The city of Indianapolis faces a $1.07 billion annual funding gap to improve and maintain its roads, bridges, sidewalks and other transportation infrastructure—an amount approaching the city’s $1.3 billion annual budget—according to a Department of Public Works report released Monday.
Much of the total comes from adding sidewalks to roads that lack them. But improving thoroughfare and residential pavement alone would take $520 million a year, several times what the city currently spends, according the report by Indianapolis-based engineering firm HNTB Corp.
“Ultimately, this transportation network was built because Indianapolis is the economic center of central Indiana, and our economic future is tied to our transportation network,” DPW Director Dan Parker told IBJ.
Officials say the report marks the first time the city has taken such a detailed look at the condition of its transportation infrastructure and the costs to fix it all.
“If you’re going to ask for additional help from whatever source, you’ve got to be able to say: What is your ask? What is your need?” Parker said. “… We had it based on estimates. This is now based completely on data.”
Indianapolis spent $179 million on capital transportation projects in 2021, according to DPW’s capital plan, as part of a multi-year infrastructure push under Mayor Joe Hogsett. After a series of of bonds drops off in 2022 and other supplementary funding ends in 2024, the base level of funding available will drop. In 2024, it will be $74 million.
But even keeping 2021’s supercharged spending constant through 2025 would leave the city short $68 million annually simply to maintain its transportation infrastructure as-is, according to the report.

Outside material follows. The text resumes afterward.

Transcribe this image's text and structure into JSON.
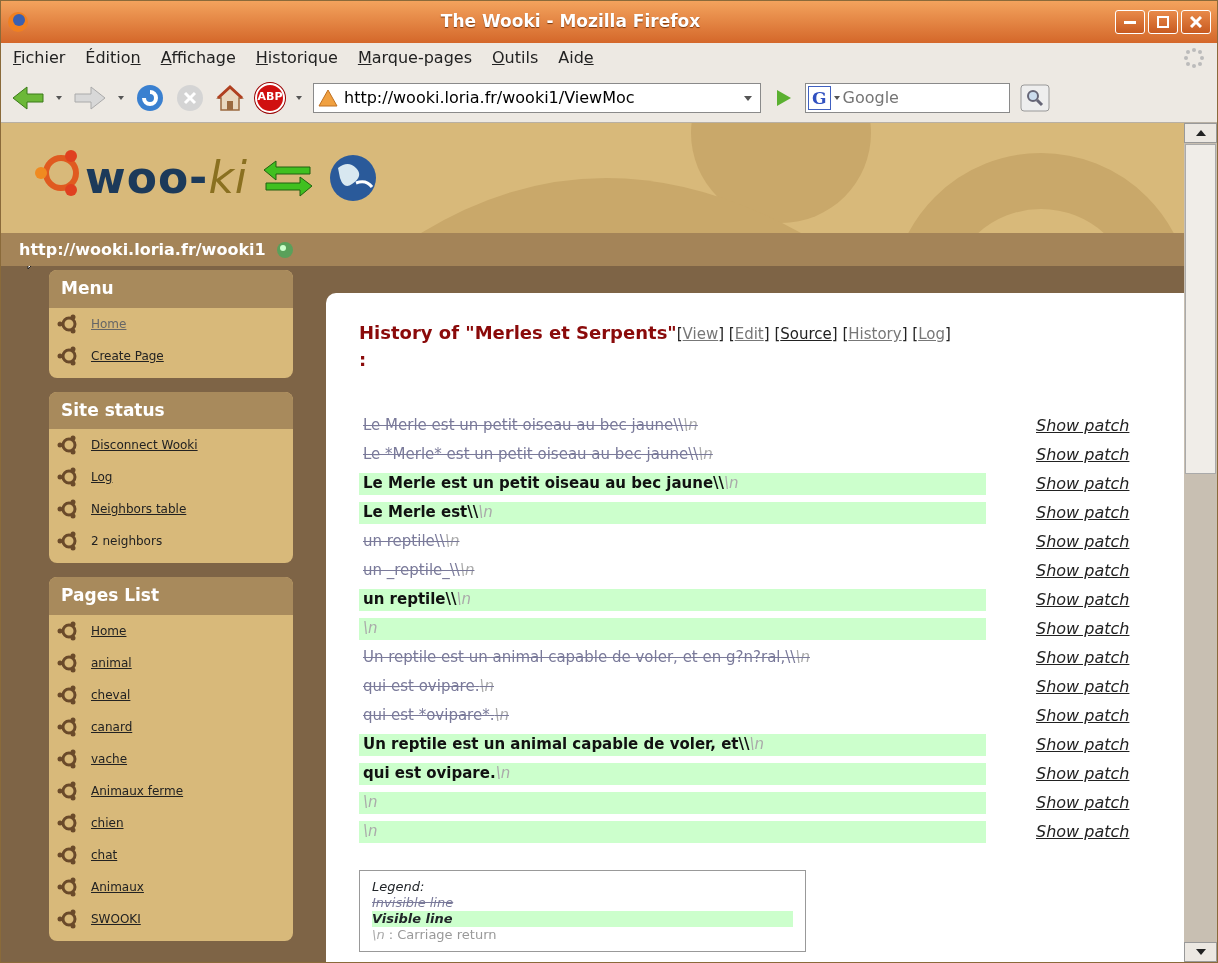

At the base amount, the city’s infrastructure would be in worse shape than it is now.
And because some assets, like pavement, are so degraded, they’re more expensive to fix. The report uses the Army Corp. of Engineer’s pavement condition index to evaluate the city’s road surfaces. Thoroughfares had an average of 59 (fair), while residential roads had an average of 51 (poor).
The report sets scoring goals of 65 and 63. Meeting those targets would take $132 million and $388 million per year, respectively.
The report estimates that even though the city owns just 30% of the lane miles that the Indiana Department of Transportation owns, it would cost 30% more to meet the same pavement condition goals. Part of that is starting conditions, according the reports, but also:
- Scale: Smaller projects don’t achieve economies of scale;
- Work: City noise ordinances prohibit nighttime construction;
- Traffic: More expensive to establish work zones in urban areas;
- Utilities: More common in urban areas, and expensive to relocate.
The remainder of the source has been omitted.